11. İman edenlere ise Allah, Firavun'un eşini misal getirir. O vakit o hatun şöyle niyaz etmişti: "Ya Rabbî! Sen kendi nezdinde, cennette benim için bir konak yaptır, beni Firavun'dan ve onun kötü işinden kurtar, beni bu zalimler gürûhundan halas eyle!"
12. Bir de İmran'ın kızı Meryem'i misal getirir. Meryem, iffet ve namusunu korudu. Biz ona ruhumuzdan üfledik. O da Rabbisinin kelimelerini ve kitaplarını tasdik etti ve gönülden itaat edenlerden oldu. [4,156]
Hz. Îsâ (a.s.)'ın babasız dünyaya gelme mûcizesini kabul etmeyip onun gayr-ı meşrû bir ilişki neticesinde doğduğu iftirasını atan Yahudilere reddiyedir. Bu sûrede ilâhî adaletin her insan hakkında lehte de aleyhte de verdiği hükmün şahsî olduğu vurgulanır. En faziletli bir zata yakınlığın kâfire faydası olmadığı gibi, en zalim birine yakınlığı da mümine zarar vermez. Hz. Nûh ile Hz. Lût'un eşleri iman etselerdi, ezvac-ı tahirat gibi müminlerin anneleri derecesine yükseleceklerdi, fakat iman etmediklerinden peygamber hanımı olmalarına rağmen cehennemlik oldular.
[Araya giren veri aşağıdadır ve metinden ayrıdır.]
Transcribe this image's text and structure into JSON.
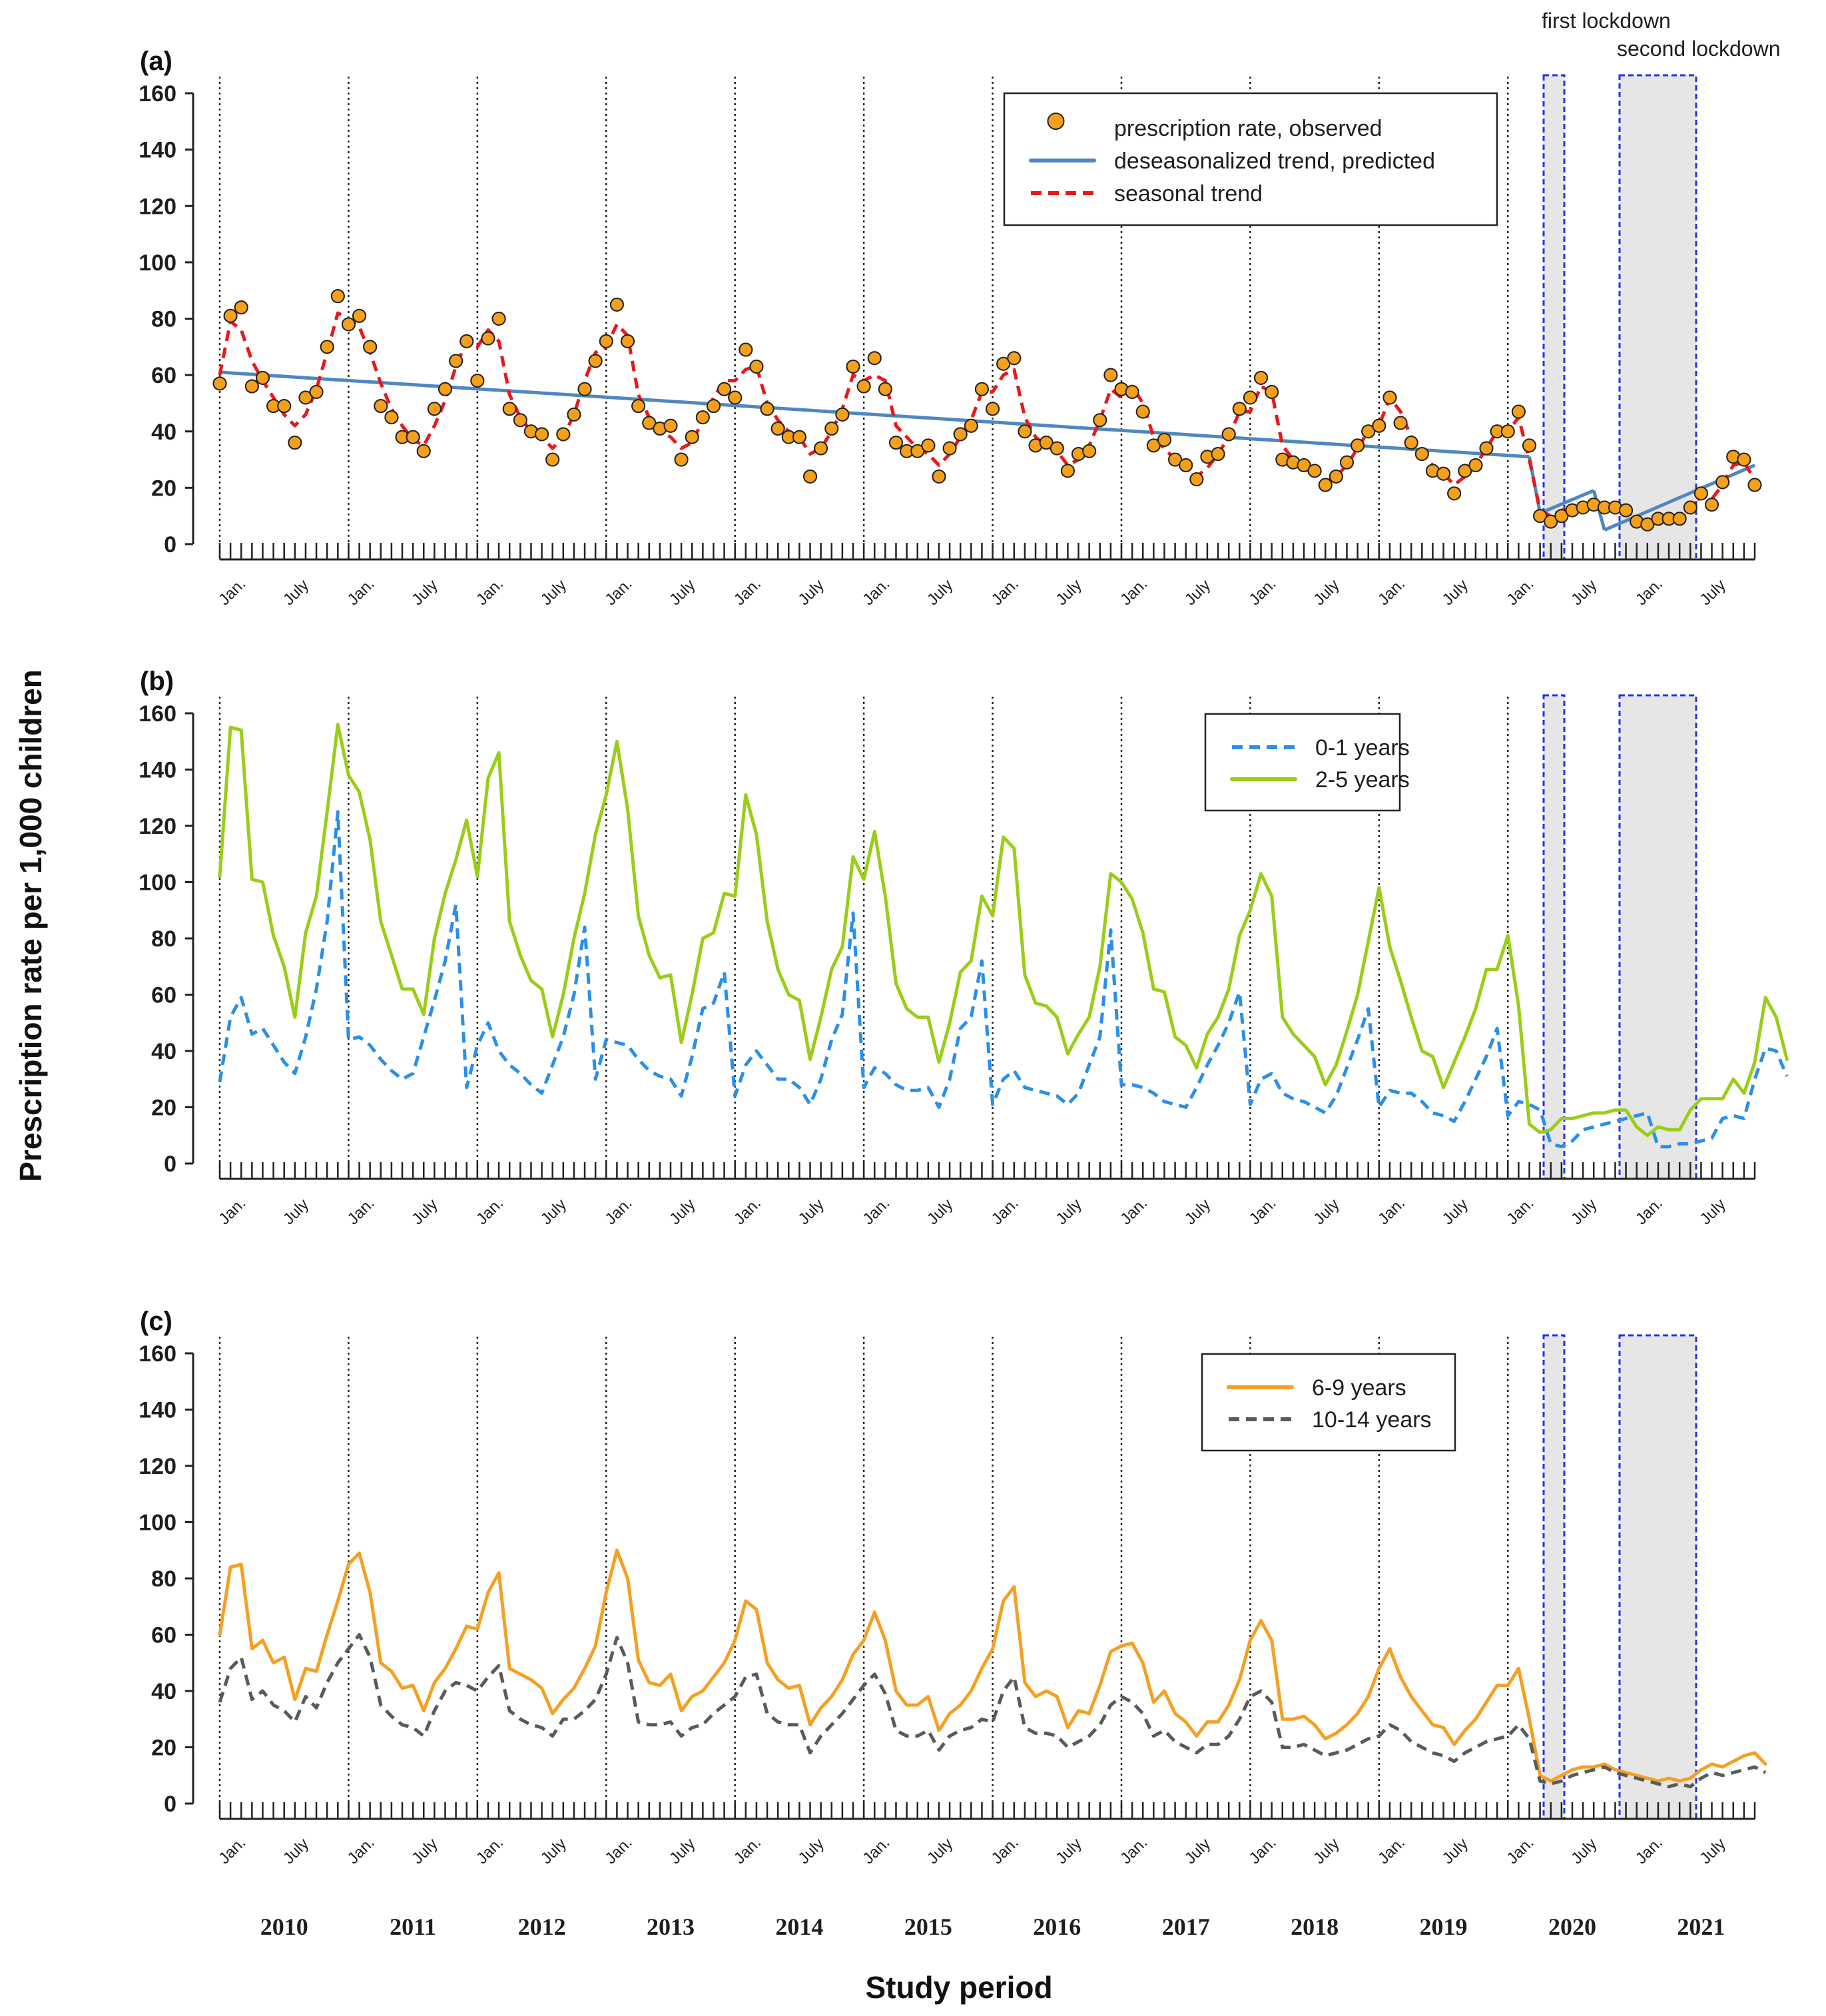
{
  "chart_data": {
    "type": "line",
    "ylabel": "Prescription rate per 1,000 children",
    "xlabel": "Study period",
    "ylim": [
      0,
      160
    ],
    "yticks": [
      "0",
      "20",
      "40",
      "60",
      "80",
      "100",
      "120",
      "140",
      "160"
    ],
    "years": [
      "2010",
      "2011",
      "2012",
      "2013",
      "2014",
      "2015",
      "2016",
      "2017",
      "2018",
      "2019",
      "2020",
      "2021"
    ],
    "month_labels": {
      "jan": "Jan.",
      "jul": "July"
    },
    "lockdowns": [
      {
        "label": "first lockdown",
        "from_month_index": 123,
        "to_month_index": 125
      },
      {
        "label": "second lockdown",
        "from_month_index": 129,
        "to_month_index": 135
      }
    ],
    "panels": [
      {
        "label": "(a)",
        "legend": [
          {
            "name": "prescription rate, observed",
            "style": "markers",
            "color": "#F5A01A"
          },
          {
            "name": "deseasonalized trend, predicted",
            "style": "solid",
            "color": "#4F87C0"
          },
          {
            "name": "seasonal trend",
            "style": "dashed",
            "color": "#E8181B"
          }
        ],
        "series": [
          {
            "name": "prescription rate, observed",
            "values": [
              57,
              81,
              84,
              56,
              59,
              49,
              49,
              36,
              52,
              54,
              70,
              88,
              78,
              81,
              70,
              49,
              45,
              38,
              38,
              33,
              48,
              55,
              65,
              72,
              58,
              73,
              80,
              48,
              44,
              40,
              39,
              30,
              39,
              46,
              55,
              65,
              72,
              85,
              72,
              49,
              43,
              41,
              42,
              30,
              38,
              45,
              49,
              55,
              52,
              69,
              63,
              48,
              41,
              38,
              38,
              24,
              34,
              41,
              46,
              63,
              56,
              66,
              55,
              36,
              33,
              33,
              35,
              24,
              34,
              39,
              42,
              55,
              48,
              64,
              66,
              40,
              35,
              36,
              34,
              26,
              32,
              33,
              44,
              60,
              55,
              54,
              47,
              35,
              37,
              30,
              28,
              23,
              31,
              32,
              39,
              48,
              52,
              59,
              54,
              30,
              29,
              28,
              26,
              21,
              24,
              29,
              35,
              40,
              42,
              52,
              43,
              36,
              32,
              26,
              25,
              18,
              26,
              28,
              34,
              40,
              40,
              47,
              35,
              10,
              8,
              10,
              12,
              13,
              14,
              13,
              13,
              12,
              8,
              7,
              9,
              9,
              9,
              13,
              18,
              14,
              22,
              31,
              30,
              21
            ]
          },
          {
            "name": "deseasonalized trend, predicted",
            "segments": [
              {
                "from": [
                  0,
                  61
                ],
                "to": [
                  122,
                  31
                ]
              },
              {
                "from": [
                  122,
                  31
                ],
                "to": [
                  123,
                  11
                ]
              },
              {
                "from": [
                  123,
                  11
                ],
                "to": [
                  128,
                  19
                ]
              },
              {
                "from": [
                  128,
                  19
                ],
                "to": [
                  129,
                  5
                ]
              },
              {
                "from": [
                  129,
                  5
                ],
                "to": [
                  143,
                  28
                ]
              }
            ]
          },
          {
            "name": "seasonal trend",
            "values": [
              60,
              79,
              76,
              65,
              58,
              52,
              46,
              42,
              46,
              55,
              68,
              82,
              80,
              77,
              68,
              57,
              48,
              42,
              37,
              35,
              42,
              51,
              63,
              72,
              70,
              76,
              72,
              53,
              45,
              40,
              38,
              34,
              38,
              46,
              58,
              68,
              70,
              78,
              74,
              53,
              45,
              40,
              38,
              34,
              36,
              44,
              52,
              58,
              58,
              62,
              63,
              50,
              44,
              40,
              38,
              32,
              34,
              40,
              48,
              60,
              58,
              60,
              58,
              42,
              38,
              34,
              32,
              28,
              32,
              38,
              44,
              54,
              54,
              60,
              62,
              45,
              38,
              35,
              33,
              28,
              30,
              35,
              44,
              55,
              52,
              56,
              50,
              38,
              34,
              30,
              28,
              24,
              27,
              32,
              38,
              47,
              47,
              56,
              54,
              35,
              30,
              28,
              26,
              22,
              24,
              28,
              34,
              40,
              42,
              52,
              47,
              38,
              32,
              28,
              25,
              21,
              24,
              28,
              34,
              40,
              40,
              45,
              30,
              12,
              10,
              12,
              13,
              13,
              14,
              13,
              13,
              12,
              9,
              8,
              9,
              9,
              9,
              13,
              17,
              16,
              21,
              28,
              29,
              23
            ]
          }
        ]
      },
      {
        "label": "(b)",
        "legend": [
          {
            "name": "0-1 years",
            "style": "dashed",
            "color": "#2A8FE8"
          },
          {
            "name": "2-5 years",
            "style": "solid",
            "color": "#9ACD19"
          }
        ],
        "series": [
          {
            "name": "0-1 years",
            "values": [
              29,
              52,
              59,
              46,
              48,
              42,
              36,
              32,
              45,
              62,
              86,
              125,
              44,
              45,
              42,
              37,
              33,
              30,
              32,
              45,
              58,
              72,
              92,
              27,
              42,
              50,
              40,
              35,
              32,
              28,
              25,
              35,
              45,
              60,
              84,
              30,
              44,
              43,
              42,
              37,
              33,
              31,
              30,
              24,
              38,
              55,
              57,
              68,
              24,
              35,
              40,
              35,
              30,
              30,
              27,
              21,
              30,
              44,
              53,
              89,
              27,
              34,
              32,
              28,
              26,
              26,
              27,
              20,
              30,
              48,
              52,
              72,
              21,
              30,
              33,
              27,
              26,
              25,
              24,
              21,
              25,
              35,
              45,
              83,
              28,
              28,
              27,
              25,
              22,
              21,
              20,
              27,
              35,
              42,
              50,
              61,
              21,
              30,
              32,
              25,
              23,
              22,
              20,
              18,
              24,
              34,
              44,
              55,
              20,
              26,
              25,
              25,
              22,
              18,
              17,
              15,
              22,
              30,
              38,
              48,
              17,
              22,
              21,
              19,
              7,
              6,
              8,
              12,
              13,
              14,
              15,
              16,
              17,
              18,
              6,
              6,
              7,
              7,
              8,
              9,
              16,
              17,
              16,
              30,
              41,
              40,
              31
            ]
          },
          {
            "name": "2-5 years",
            "values": [
              102,
              155,
              154,
              101,
              100,
              81,
              70,
              52,
              82,
              95,
              125,
              156,
              138,
              132,
              115,
              86,
              74,
              62,
              62,
              53,
              80,
              96,
              108,
              122,
              102,
              137,
              146,
              86,
              74,
              65,
              62,
              45,
              60,
              80,
              96,
              117,
              131,
              150,
              126,
              88,
              74,
              66,
              67,
              43,
              60,
              80,
              82,
              96,
              95,
              131,
              117,
              86,
              69,
              60,
              58,
              37,
              52,
              69,
              77,
              109,
              101,
              118,
              95,
              64,
              55,
              52,
              52,
              36,
              50,
              68,
              72,
              95,
              88,
              116,
              112,
              67,
              57,
              56,
              52,
              39,
              46,
              52,
              70,
              103,
              100,
              94,
              82,
              62,
              61,
              45,
              42,
              34,
              46,
              52,
              62,
              81,
              90,
              103,
              95,
              52,
              46,
              42,
              38,
              28,
              35,
              47,
              60,
              79,
              98,
              77,
              65,
              52,
              40,
              38,
              27,
              36,
              45,
              55,
              69,
              69,
              81,
              56,
              14,
              11,
              12,
              16,
              16,
              17,
              18,
              18,
              19,
              19,
              13,
              10,
              13,
              12,
              12,
              19,
              23,
              23,
              23,
              30,
              25,
              36,
              59,
              52,
              37
            ]
          }
        ]
      },
      {
        "label": "(c)",
        "legend": [
          {
            "name": "6-9 years",
            "style": "solid",
            "color": "#F4A024"
          },
          {
            "name": "10-14 years",
            "style": "dashed",
            "color": "#5A5A5A"
          }
        ],
        "series": [
          {
            "name": "6-9 years",
            "values": [
              60,
              84,
              85,
              55,
              58,
              50,
              52,
              37,
              48,
              47,
              60,
              72,
              85,
              89,
              75,
              50,
              47,
              41,
              42,
              33,
              43,
              48,
              55,
              63,
              62,
              75,
              82,
              48,
              46,
              44,
              41,
              32,
              37,
              41,
              48,
              56,
              75,
              90,
              80,
              51,
              43,
              42,
              46,
              33,
              38,
              40,
              45,
              50,
              58,
              72,
              69,
              50,
              44,
              41,
              42,
              28,
              34,
              38,
              44,
              53,
              58,
              68,
              58,
              40,
              35,
              35,
              38,
              26,
              32,
              35,
              40,
              48,
              55,
              72,
              77,
              43,
              38,
              40,
              38,
              27,
              33,
              32,
              42,
              54,
              56,
              57,
              50,
              36,
              40,
              32,
              29,
              24,
              29,
              29,
              35,
              44,
              58,
              65,
              58,
              30,
              30,
              31,
              28,
              23,
              25,
              28,
              32,
              38,
              48,
              55,
              45,
              38,
              33,
              28,
              27,
              21,
              26,
              30,
              36,
              42,
              42,
              48,
              30,
              10,
              8,
              10,
              12,
              13,
              13,
              14,
              12,
              11,
              10,
              9,
              8,
              9,
              8,
              9,
              12,
              14,
              13,
              15,
              17,
              18,
              14
            ]
          },
          {
            "name": "10-14 years",
            "values": [
              36,
              48,
              52,
              37,
              40,
              35,
              33,
              29,
              38,
              34,
              43,
              50,
              55,
              60,
              52,
              35,
              31,
              28,
              27,
              24,
              33,
              40,
              43,
              42,
              40,
              45,
              49,
              33,
              30,
              28,
              27,
              24,
              30,
              30,
              33,
              37,
              46,
              59,
              50,
              29,
              28,
              28,
              29,
              24,
              27,
              28,
              32,
              35,
              38,
              45,
              46,
              32,
              29,
              28,
              28,
              18,
              24,
              28,
              32,
              37,
              42,
              46,
              39,
              26,
              24,
              24,
              26,
              19,
              24,
              26,
              27,
              30,
              29,
              40,
              45,
              27,
              25,
              25,
              24,
              20,
              22,
              24,
              28,
              35,
              38,
              36,
              32,
              24,
              26,
              22,
              20,
              18,
              21,
              21,
              24,
              30,
              38,
              40,
              36,
              20,
              20,
              21,
              19,
              17,
              18,
              19,
              21,
              23,
              24,
              28,
              26,
              22,
              20,
              18,
              17,
              15,
              18,
              20,
              22,
              23,
              24,
              28,
              23,
              8,
              7,
              8,
              10,
              11,
              12,
              13,
              11,
              10,
              9,
              8,
              7,
              6,
              7,
              6,
              9,
              11,
              10,
              11,
              12,
              13,
              11
            ]
          }
        ]
      }
    ]
  }
}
Buna mukabil Allah'ın en şedit düşmanlarından Firavun'un hanımı, cennet hanımlarının yüksek mertebesine çıkanlardan olmuştur. Üçüncü örnek Hz. Meryem olup, dünyada hiçbir iffetli kızın geçirmediği bir imtihana tâbi tutulmuş, ama cennet hanımlarının en üstünü olmakla ödüllendirilmiştir.